Borderlands 3which was published in 2019, also contained four post-release campaigns. They were a bit more expensive than the first two games: $ 15 for each expansion, $ 50 for the season ticket. Hi inflation. Borderlands 3 ended up having one other season tickets; rather than full extensions, but the two additions—Designers cut and Director’s Cut– simply added new modes, missions and enemies to the base game. That pass cost $ 30.

So there is definitely a historical precedent for more meaty DLCs here. But on the other hand, it is not the case that Gearbox has intentionally obscured some of what is included in the season card. In all the promotional material, from the press releases to the trailers, the studio was aware of what Rolled up prisoners– and the subsequent one The Mirrors of Mystery chapters – would entail. And if you think about that Chaos Chamber is the main feature of Little Tina’s Wonderlandso the main feature of Rolled up prisoners is not what you get with your first run through its thin campaign; the main feature is what it adds to the Chaos Chamber. (At risk of getting into the weeds on, ohattributing the monetary value of art, $ 10 to add a lot of new space and possible battles to a roguelike is not that much more expensive than similar extensions to other roguelikes, such as. Dead cells.)

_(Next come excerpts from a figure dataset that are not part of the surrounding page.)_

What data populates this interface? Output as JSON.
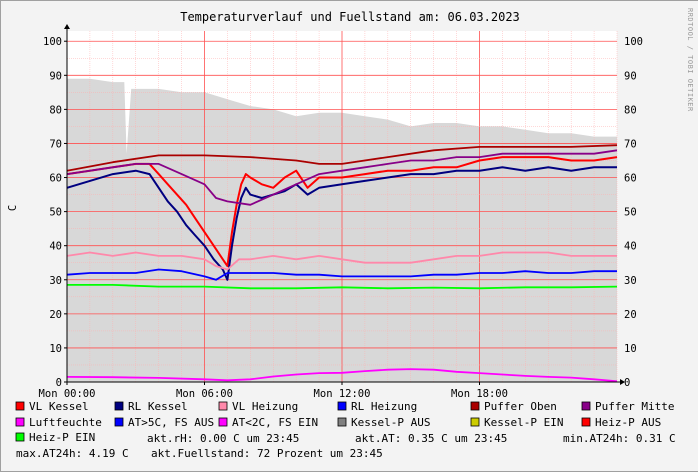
{
  "chart_data": {
    "type": "line",
    "title": "Temperaturverlauf und Fuellstand am: 06.03.2023",
    "ylabel": "C",
    "side_text": "RRDTOOL / TOBI OETIKER",
    "ylim": [
      0,
      103
    ],
    "yticks": [
      0,
      10,
      20,
      30,
      40,
      50,
      60,
      70,
      80,
      90,
      100
    ],
    "ytick_labels": [
      "0",
      "10",
      "20",
      "30",
      "40",
      "50",
      "60",
      "70",
      "80",
      "90",
      "100"
    ],
    "xlim": [
      0,
      24
    ],
    "xticks": [
      0,
      6,
      12,
      18
    ],
    "xtick_labels": [
      "Mon 00:00",
      "Mon 06:00",
      "Mon 12:00",
      "Mon 18:00"
    ],
    "grid": true,
    "legend_position": "bottom",
    "series": [
      {
        "name": "VL Kessel",
        "color": "#ff0000",
        "x": [
          0,
          1,
          2,
          3,
          3.6,
          4,
          4.4,
          4.8,
          5.2,
          5.6,
          6,
          6.4,
          6.8,
          7,
          7.2,
          7.4,
          7.6,
          7.8,
          8,
          8.5,
          9,
          9.5,
          10,
          10.5,
          11,
          12,
          13,
          14,
          15,
          16,
          17,
          18,
          19,
          20,
          21,
          22,
          23,
          24
        ],
        "y": [
          61,
          62,
          63,
          64,
          64,
          61,
          58,
          55,
          52,
          48,
          44,
          40,
          36,
          34,
          44,
          52,
          58,
          61,
          60,
          58,
          57,
          60,
          62,
          57,
          60,
          60,
          61,
          62,
          62,
          63,
          63,
          65,
          66,
          66,
          66,
          65,
          65,
          66
        ]
      },
      {
        "name": "RL Kessel",
        "color": "#000080",
        "x": [
          0,
          1,
          2,
          3,
          3.6,
          4,
          4.4,
          4.8,
          5.2,
          5.6,
          6,
          6.4,
          6.8,
          7,
          7.2,
          7.4,
          7.6,
          7.8,
          8,
          8.5,
          9,
          9.5,
          10,
          10.5,
          11,
          12,
          13,
          14,
          15,
          16,
          17,
          18,
          19,
          20,
          21,
          22,
          23,
          24
        ],
        "y": [
          57,
          59,
          61,
          62,
          61,
          57,
          53,
          50,
          46,
          43,
          40,
          36,
          33,
          30,
          40,
          48,
          54,
          57,
          55,
          54,
          55,
          56,
          58,
          55,
          57,
          58,
          59,
          60,
          61,
          61,
          62,
          62,
          63,
          62,
          63,
          62,
          63,
          63
        ]
      },
      {
        "name": "VL Heizung",
        "color": "#ff88aa",
        "x": [
          0,
          1,
          2,
          3,
          4,
          5,
          6,
          6.5,
          7,
          7.5,
          8,
          9,
          10,
          11,
          12,
          13,
          14,
          15,
          16,
          17,
          18,
          19,
          20,
          21,
          22,
          23,
          24
        ],
        "y": [
          37,
          38,
          37,
          38,
          37,
          37,
          36,
          34,
          33,
          36,
          36,
          37,
          36,
          37,
          36,
          35,
          35,
          35,
          36,
          37,
          37,
          38,
          38,
          38,
          37,
          37,
          37
        ]
      },
      {
        "name": "RL Heizung",
        "color": "#0000ff",
        "x": [
          0,
          1,
          2,
          3,
          4,
          5,
          6,
          6.5,
          7,
          7.5,
          8,
          9,
          10,
          11,
          12,
          13,
          14,
          15,
          16,
          17,
          18,
          19,
          20,
          21,
          22,
          23,
          24
        ],
        "y": [
          31.5,
          32,
          32,
          32,
          33,
          32.5,
          31,
          30,
          32,
          32,
          32,
          32,
          31.5,
          31.5,
          31,
          31,
          31,
          31,
          31.5,
          31.5,
          32,
          32,
          32.5,
          32,
          32,
          32.5,
          32.5
        ]
      },
      {
        "name": "Puffer Oben",
        "color": "#aa0000",
        "x": [
          0,
          2,
          4,
          6,
          8,
          10,
          11,
          11.5,
          12,
          14,
          16,
          18,
          20,
          22,
          24
        ],
        "y": [
          62,
          64.5,
          66.5,
          66.5,
          66,
          65,
          64,
          64,
          64,
          66,
          68,
          69,
          69,
          69,
          69.5
        ]
      },
      {
        "name": "Puffer Mitte",
        "color": "#880088",
        "x": [
          0,
          2,
          3,
          4,
          5,
          6,
          6.5,
          7,
          8,
          9,
          10,
          11,
          12,
          13,
          14,
          15,
          16,
          17,
          18,
          19,
          20,
          21,
          22,
          23,
          24
        ],
        "y": [
          61,
          63,
          64,
          64,
          61,
          58,
          54,
          53,
          52,
          55,
          58,
          61,
          62,
          63,
          64,
          65,
          65,
          66,
          66,
          67,
          67,
          67,
          67,
          67,
          68
        ]
      },
      {
        "name": "Luftfeuchte",
        "color": "#ff00ff",
        "x": [
          0,
          2,
          4,
          6,
          7,
          8,
          9,
          10,
          11,
          12,
          13,
          14,
          15,
          16,
          17,
          18,
          19,
          20,
          21,
          22,
          23,
          24
        ],
        "y": [
          1.5,
          1.4,
          1.2,
          0.8,
          0.5,
          0.8,
          1.6,
          2.2,
          2.6,
          2.7,
          3.2,
          3.6,
          3.8,
          3.6,
          3.0,
          2.6,
          2.2,
          1.8,
          1.5,
          1.3,
          0.8,
          0.2
        ]
      },
      {
        "name": "Heiz-P EIN",
        "color": "#00ff00",
        "x": [
          0,
          2,
          4,
          6,
          8,
          10,
          12,
          14,
          16,
          18,
          20,
          22,
          24
        ],
        "y": [
          28.5,
          28.5,
          28,
          28,
          27.5,
          27.5,
          27.8,
          27.5,
          27.7,
          27.5,
          27.8,
          27.8,
          28
        ]
      },
      {
        "name": "Fuellstand",
        "color": "#d8d8d8",
        "x": [
          0,
          1,
          2,
          2.5,
          2.6,
          2.8,
          3,
          4,
          5,
          6,
          6.5,
          7,
          8,
          9,
          10,
          11,
          12,
          13,
          14,
          15,
          16,
          17,
          18,
          19,
          20,
          21,
          22,
          23,
          24
        ],
        "y": [
          89,
          89,
          88,
          88,
          67,
          86,
          86,
          86,
          85,
          85,
          84,
          83,
          81,
          80,
          78,
          79,
          79,
          78,
          77,
          75,
          76,
          76,
          75,
          75,
          74,
          73,
          73,
          72,
          72
        ]
      }
    ],
    "legend": [
      {
        "label": "VL Kessel",
        "color": "#ff0000"
      },
      {
        "label": "RL Kessel",
        "color": "#000080"
      },
      {
        "label": "VL Heizung",
        "color": "#ff88aa"
      },
      {
        "label": "RL Heizung",
        "color": "#0000ff"
      },
      {
        "label": "Puffer Oben",
        "color": "#aa0000"
      },
      {
        "label": "Puffer Mitte",
        "color": "#880088"
      },
      {
        "label": "Luftfeuchte",
        "color": "#ff00ff"
      },
      {
        "label": "AT>5C, FS AUS",
        "color": "#0000ff"
      },
      {
        "label": "AT<2C, FS EIN",
        "color": "#ff00ff"
      },
      {
        "label": "Kessel-P AUS",
        "color": "#808080"
      },
      {
        "label": "Kessel-P EIN",
        "color": "#cccc00"
      },
      {
        "label": "Heiz-P AUS",
        "color": "#ff0000"
      },
      {
        "label": "Heiz-P EIN",
        "color": "#00ff00"
      }
    ],
    "stats": {
      "rh": "akt.rH: 0.00 C um 23:45",
      "at": "akt.AT: 0.35 C um 23:45",
      "min": "min.AT24h: 0.31 C",
      "max": "max.AT24h: 4.19 C",
      "fuell": "akt.Fuellstand:   72 Prozent um 23:45"
    }
  }
}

But back to the first hand – sorry, sorry, carry on with me – there is also the mindset that Gearbox should have gone beyond to clarify the length of Rolled up prisoners and its like. After all, there’s a decade plus history that reinforces the idea that “Border areas DLC “equals” huge campaign. “It’s not hard to imagine for a long time Border areas fans jumped for the season card without even looking at the content.

Gearbox did not respond to a request for comment on this story.